The trip through the shortcut had taken Yama deep into the past. Traveling back through ordinary space at close to the speed of light, the ship had taken a hundred and sixty thousand years to voyage between the star of the red world, deep within the Galaxy, and the star of Confluence, far beyond the Galaxy’s rim. But the ship’s speed had compressed time aboard it, and less than a year of ship-time had passed while Yama returned to the place from which he had set out.

He wanted to know at once where Confluence was. The ship became evasive, claiming that it had followed the course exactly. “Perhaps the instructions were wrong in some small detail,” it said. “I have located the star, and it is of the correct mass and spectral type, but there is no trace of a habitat orbiting it.”

There were no feral machines, either. Only the mouths of many shortcuts in lonely orbits around a lonely star. Yama was still thinking about this when the regulator returned through what he thought of as the occasional door. She was holding something, crooning to it in her throaty voice. Its head, with a vulnerable swirl of dark hair, was propped on her monstrous claw; its hands clutched at the air like a hungry starfish.

A baby.

He had died, and before the ship and the regulator had put his body into storage, they had taken a scraping from the inside of his mouth. They had quickened certain of the cells in the scraping and grown them into fetuses—there had been five, but only two had lived. Tissues had been harvested from one and used to grow replacement organs; these had been transplanted into Yama and then he had slept a long time, healing. But the ship and the regulator had not been able to bring themselves to kill the other fetus, and they had not put it into storage, for they had not been sure if it would survive. And so, while Yama had been revived and healed, it had grown to term.
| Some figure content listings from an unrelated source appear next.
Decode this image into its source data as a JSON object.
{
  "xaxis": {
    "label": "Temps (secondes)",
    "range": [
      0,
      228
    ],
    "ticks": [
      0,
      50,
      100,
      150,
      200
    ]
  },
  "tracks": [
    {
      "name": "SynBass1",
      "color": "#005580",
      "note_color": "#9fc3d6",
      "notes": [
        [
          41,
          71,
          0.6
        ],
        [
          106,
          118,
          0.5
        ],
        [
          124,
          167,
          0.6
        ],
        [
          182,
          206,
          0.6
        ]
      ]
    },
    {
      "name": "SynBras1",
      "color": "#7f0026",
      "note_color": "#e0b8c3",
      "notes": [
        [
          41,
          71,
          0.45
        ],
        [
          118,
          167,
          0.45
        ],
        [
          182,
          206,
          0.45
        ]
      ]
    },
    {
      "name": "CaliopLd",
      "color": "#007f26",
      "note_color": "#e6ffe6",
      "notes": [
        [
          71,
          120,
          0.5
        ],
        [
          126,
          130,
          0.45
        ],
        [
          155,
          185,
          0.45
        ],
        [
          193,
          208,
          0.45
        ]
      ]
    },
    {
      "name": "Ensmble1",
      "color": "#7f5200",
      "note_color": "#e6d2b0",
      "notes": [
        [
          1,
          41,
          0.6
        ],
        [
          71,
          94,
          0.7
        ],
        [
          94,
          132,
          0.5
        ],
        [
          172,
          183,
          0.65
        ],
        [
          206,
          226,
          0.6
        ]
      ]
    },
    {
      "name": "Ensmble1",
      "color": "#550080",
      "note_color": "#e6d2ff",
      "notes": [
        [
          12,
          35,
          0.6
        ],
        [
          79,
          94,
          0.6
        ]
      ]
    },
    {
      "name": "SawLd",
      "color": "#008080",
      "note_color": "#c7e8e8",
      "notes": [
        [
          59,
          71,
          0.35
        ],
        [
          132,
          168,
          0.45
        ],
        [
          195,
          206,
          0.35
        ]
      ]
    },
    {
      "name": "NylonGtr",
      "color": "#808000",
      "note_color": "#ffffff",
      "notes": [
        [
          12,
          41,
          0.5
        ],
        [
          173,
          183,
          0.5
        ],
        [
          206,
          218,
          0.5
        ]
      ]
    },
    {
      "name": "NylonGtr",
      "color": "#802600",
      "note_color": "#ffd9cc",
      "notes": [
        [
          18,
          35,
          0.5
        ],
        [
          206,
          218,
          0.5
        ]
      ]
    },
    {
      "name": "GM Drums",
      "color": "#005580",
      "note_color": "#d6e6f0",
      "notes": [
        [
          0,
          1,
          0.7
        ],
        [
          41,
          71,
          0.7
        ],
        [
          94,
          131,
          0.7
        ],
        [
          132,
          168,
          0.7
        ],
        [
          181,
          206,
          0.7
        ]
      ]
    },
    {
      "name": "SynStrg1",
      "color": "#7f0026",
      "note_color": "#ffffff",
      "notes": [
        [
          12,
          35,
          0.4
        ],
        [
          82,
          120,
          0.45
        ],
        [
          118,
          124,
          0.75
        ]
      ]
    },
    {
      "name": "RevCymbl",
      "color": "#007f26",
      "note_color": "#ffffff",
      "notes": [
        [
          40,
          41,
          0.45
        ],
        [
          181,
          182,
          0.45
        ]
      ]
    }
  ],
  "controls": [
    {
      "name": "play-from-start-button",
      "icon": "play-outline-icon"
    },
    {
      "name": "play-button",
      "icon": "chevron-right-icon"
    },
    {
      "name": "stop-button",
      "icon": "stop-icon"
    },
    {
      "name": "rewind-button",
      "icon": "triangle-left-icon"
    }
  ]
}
It had been born just before Yama’s rebirth.

“It is exactly the same genome as you, master,” the regulator said, “and because of that we were unable to kill it.”

The baby chuckled in her arms. Yama gently took him from her, surprised by his mass and heat, the spicy odor of cinnamon and ammonia. The baby tried to focus his eyes on him, frowning with effort, then tried to smile.

Yama set the baby spinning around him, laughing as he gurgled with delight.